Checkpoint pathways are also being evaluated as immunotherapeutic targets for the treatment of pancreatic cancer. However, due to an immunologically quiescent microenvironment associated with these tumors, none of the examined approaches have demonstrated a clinically meaningful benefit till date [14]. CD40 activation can reverse immune suppression and drive antitumor T cell responses. Agonist CD40 antibody has been used in combination with gemcitabine in a phase I study to shrink pancreatic ductal adenocarcinoma by stimulating tumor macrophages against pancreatic cancer stroma [15]. Single agent ipilimumab was evaluated in a phase II trial of advanced pancreatic cancer and failed to demonstrate an appreciable antitumor activity [16]. The combination of ipilimumab with gemcitabine in advanced pancreatic cancer is currently under phase Ib evaluation (NCT01473940).
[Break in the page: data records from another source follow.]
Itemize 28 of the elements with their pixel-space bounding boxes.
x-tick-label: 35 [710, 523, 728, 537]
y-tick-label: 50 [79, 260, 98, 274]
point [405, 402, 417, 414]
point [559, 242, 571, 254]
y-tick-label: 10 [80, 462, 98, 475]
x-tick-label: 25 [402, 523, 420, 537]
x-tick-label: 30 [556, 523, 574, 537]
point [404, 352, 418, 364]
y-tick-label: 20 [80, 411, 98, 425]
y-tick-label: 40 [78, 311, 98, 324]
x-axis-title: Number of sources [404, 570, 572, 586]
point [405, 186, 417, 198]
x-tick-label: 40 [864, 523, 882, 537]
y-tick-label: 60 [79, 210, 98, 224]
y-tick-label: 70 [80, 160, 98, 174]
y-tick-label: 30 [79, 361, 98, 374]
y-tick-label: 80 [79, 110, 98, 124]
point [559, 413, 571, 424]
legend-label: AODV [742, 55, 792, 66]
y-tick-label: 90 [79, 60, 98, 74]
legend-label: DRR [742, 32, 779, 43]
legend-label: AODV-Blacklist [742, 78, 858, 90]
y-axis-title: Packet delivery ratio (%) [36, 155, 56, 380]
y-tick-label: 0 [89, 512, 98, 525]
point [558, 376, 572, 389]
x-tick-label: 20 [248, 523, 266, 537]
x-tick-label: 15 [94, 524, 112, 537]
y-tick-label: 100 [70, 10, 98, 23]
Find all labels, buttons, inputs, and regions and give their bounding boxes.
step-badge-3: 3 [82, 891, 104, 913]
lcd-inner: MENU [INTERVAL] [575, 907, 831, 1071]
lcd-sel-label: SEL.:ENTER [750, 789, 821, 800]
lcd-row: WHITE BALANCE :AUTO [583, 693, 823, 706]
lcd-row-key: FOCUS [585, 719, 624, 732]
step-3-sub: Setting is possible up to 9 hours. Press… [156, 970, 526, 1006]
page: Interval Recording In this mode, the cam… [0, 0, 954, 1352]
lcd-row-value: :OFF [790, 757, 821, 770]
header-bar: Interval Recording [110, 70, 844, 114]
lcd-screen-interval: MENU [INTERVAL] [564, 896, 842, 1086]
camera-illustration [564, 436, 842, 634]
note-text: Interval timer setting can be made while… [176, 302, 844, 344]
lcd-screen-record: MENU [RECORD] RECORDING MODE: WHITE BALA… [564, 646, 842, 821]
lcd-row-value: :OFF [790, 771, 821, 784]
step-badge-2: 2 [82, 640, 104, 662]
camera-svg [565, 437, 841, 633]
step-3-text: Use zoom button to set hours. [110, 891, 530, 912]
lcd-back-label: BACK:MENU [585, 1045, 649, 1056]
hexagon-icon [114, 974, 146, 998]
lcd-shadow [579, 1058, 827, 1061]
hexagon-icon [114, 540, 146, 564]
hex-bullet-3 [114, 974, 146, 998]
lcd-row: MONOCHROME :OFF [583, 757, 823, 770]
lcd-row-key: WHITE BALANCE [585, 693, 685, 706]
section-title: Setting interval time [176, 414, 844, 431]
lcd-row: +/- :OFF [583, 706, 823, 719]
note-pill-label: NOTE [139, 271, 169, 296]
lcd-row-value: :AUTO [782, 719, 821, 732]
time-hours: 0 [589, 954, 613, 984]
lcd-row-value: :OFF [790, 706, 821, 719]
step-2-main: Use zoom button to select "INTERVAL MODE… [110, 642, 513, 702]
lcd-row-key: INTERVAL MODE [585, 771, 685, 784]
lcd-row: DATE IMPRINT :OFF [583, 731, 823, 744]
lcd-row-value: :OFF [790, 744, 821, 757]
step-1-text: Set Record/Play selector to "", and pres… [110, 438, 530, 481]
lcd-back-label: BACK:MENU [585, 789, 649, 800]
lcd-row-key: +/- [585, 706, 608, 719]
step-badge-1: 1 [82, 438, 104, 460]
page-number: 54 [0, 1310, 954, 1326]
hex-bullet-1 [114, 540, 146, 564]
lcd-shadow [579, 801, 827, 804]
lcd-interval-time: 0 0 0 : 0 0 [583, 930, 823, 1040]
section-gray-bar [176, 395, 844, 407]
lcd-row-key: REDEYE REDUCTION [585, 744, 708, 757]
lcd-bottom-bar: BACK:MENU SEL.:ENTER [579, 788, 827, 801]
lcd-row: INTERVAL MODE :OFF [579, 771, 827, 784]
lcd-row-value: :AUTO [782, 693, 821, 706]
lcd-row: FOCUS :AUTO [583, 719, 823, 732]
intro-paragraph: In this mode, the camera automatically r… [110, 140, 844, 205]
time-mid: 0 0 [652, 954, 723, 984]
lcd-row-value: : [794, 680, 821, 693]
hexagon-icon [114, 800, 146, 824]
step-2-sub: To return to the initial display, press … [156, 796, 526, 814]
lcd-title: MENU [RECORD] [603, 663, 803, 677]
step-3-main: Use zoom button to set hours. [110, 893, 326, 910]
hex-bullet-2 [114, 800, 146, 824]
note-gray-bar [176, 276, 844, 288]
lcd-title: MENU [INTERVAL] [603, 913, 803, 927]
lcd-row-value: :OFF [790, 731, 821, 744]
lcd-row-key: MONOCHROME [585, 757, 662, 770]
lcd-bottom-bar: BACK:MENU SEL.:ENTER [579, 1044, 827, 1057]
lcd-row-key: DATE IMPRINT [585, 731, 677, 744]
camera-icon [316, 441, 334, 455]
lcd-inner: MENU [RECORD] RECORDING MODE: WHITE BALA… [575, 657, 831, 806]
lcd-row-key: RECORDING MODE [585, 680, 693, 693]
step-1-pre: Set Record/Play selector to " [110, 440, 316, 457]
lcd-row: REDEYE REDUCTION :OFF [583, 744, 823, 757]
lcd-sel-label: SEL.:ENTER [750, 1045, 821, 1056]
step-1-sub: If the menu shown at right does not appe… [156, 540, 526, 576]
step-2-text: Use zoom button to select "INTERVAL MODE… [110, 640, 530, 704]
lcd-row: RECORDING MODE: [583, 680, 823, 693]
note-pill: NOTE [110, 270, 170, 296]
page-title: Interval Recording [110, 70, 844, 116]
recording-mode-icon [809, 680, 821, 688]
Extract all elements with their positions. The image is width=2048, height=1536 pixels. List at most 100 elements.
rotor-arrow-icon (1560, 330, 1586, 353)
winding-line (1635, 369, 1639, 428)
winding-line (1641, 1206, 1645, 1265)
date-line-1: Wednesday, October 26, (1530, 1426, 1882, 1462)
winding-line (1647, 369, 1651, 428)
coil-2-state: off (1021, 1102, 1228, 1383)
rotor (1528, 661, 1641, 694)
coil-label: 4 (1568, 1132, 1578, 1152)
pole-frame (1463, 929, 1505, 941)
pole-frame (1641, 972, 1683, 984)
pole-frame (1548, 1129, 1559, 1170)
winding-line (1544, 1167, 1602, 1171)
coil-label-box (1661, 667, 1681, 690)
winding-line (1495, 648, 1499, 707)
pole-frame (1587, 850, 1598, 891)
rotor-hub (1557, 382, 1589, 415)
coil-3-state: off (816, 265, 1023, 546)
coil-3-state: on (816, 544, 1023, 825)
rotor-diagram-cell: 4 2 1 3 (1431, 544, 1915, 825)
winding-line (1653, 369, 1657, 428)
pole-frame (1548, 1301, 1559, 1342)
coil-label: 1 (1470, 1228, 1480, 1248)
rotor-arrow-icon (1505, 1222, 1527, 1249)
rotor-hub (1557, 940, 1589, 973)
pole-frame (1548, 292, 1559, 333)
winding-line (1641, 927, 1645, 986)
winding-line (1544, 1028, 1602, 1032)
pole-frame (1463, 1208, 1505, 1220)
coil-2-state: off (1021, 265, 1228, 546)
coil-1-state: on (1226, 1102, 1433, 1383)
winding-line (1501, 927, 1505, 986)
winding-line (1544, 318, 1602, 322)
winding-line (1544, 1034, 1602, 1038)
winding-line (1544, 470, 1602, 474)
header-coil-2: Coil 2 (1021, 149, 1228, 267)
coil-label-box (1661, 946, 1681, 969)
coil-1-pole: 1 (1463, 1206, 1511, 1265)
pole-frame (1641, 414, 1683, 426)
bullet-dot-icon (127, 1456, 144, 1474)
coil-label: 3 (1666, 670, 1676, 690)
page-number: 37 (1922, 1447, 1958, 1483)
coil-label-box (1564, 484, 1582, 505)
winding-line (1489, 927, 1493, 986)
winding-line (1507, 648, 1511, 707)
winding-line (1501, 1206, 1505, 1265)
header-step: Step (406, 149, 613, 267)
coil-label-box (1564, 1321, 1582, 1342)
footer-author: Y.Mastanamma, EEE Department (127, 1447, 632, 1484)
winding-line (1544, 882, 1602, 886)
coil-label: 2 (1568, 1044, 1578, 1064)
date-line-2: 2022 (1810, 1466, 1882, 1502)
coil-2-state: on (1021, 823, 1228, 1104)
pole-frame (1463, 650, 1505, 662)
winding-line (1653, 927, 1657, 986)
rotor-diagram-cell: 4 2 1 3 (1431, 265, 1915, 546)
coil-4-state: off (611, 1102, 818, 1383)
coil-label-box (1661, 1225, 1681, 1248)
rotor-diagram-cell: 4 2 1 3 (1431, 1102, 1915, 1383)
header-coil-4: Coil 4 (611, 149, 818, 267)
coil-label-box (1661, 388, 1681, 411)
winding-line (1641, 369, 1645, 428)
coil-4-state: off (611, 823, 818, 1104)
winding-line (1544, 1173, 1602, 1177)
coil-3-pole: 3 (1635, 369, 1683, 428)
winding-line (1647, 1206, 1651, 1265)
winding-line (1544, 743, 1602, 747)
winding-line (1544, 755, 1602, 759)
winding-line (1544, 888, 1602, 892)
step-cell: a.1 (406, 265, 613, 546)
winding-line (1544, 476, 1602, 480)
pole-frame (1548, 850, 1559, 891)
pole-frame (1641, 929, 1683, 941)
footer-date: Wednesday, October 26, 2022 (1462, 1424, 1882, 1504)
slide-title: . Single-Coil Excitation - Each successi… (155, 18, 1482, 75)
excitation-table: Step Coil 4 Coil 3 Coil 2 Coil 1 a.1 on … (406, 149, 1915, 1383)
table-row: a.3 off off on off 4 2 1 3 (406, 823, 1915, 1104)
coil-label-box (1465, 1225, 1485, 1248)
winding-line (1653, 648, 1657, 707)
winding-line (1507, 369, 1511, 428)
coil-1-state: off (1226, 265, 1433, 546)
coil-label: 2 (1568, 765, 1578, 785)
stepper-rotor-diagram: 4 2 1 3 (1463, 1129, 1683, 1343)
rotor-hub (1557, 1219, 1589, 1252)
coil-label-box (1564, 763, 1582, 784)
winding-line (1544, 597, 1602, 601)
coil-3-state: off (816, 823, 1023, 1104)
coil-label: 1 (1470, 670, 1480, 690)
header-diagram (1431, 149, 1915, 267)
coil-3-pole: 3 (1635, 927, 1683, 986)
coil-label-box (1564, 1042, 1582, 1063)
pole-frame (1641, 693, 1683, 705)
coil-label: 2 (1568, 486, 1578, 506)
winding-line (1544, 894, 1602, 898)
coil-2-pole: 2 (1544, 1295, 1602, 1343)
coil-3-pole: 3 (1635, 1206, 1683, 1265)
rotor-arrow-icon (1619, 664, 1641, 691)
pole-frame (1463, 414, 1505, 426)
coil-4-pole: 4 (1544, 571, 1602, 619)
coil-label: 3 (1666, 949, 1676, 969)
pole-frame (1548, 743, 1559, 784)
A phase Ib/II trial is studying the safety and immunological effect of neoadjuvant chemoradiation therapy (CRT) added to pembrolizumab in resectable or borderline resectable pancreatic cancer (NCT02305186). Other strategies that are being evaluated include combination of vaccine (GVAX, CRS-207) with antibody against CTLA-4 (NCT01896869) or PD-1 (NCT02243371).

Future directions, challenges, and conclusion

The potential of immunotherapy as a treatment modality for GI malignancies has finally become a reality. However, the clinical benefit from these agents is restricted to only a subset of patients, at least at the present time. Moreover, these immune-modulating therapies are often associated with immune-mediated toxicities. Consequently, biomarkers are needed to refine patient selection for optimum clinical benefit and minimize toxicity [17].

PD-L1 positivity has been used to select patient population in KEYNOTE trials. Experience from a series of clinical trials across a variety of tumor types suggests that although PD-L1 positivity is associated with a greater likelihood of response from anti-PD-1 or anti-PD-L1 agents, the benefit is not restricted to the PD-L1-positive population exclusively [18]. Currently, the evaluation and validation of PD-L1 positivity as a predictive biomarker suffers from several limitations including lack of standardized definition for PD-L1 positivity, lack of uniformity in antibody clone used for immunohistochemistry staining across studies, and discordance between primary tumor and metastatic lesions [18].

The presence of MSI is a potential genetic biomarker shown to have a predictive value in the study presented by Le and colleagues [12]. Considering the fact that majority of GI tumors are microsatellite stable (MSS) and therefore immunogenically quiescent, additional approaches that utilize combination of immune checkpoint inhibitors with T cell-inducing strategies such as use of vaccines, chemotherapy, targeted agents, or radiotherapy need to be evaluated to continually improve upon the existing responses.

To conclude, immune therapy using checkpoint blockade has added a new treatment paradigm in the management of GI malignancies. Further evaluation with future clinical trials that enroll larger patient cohorts and study combinatorial approaches is strongly warranted.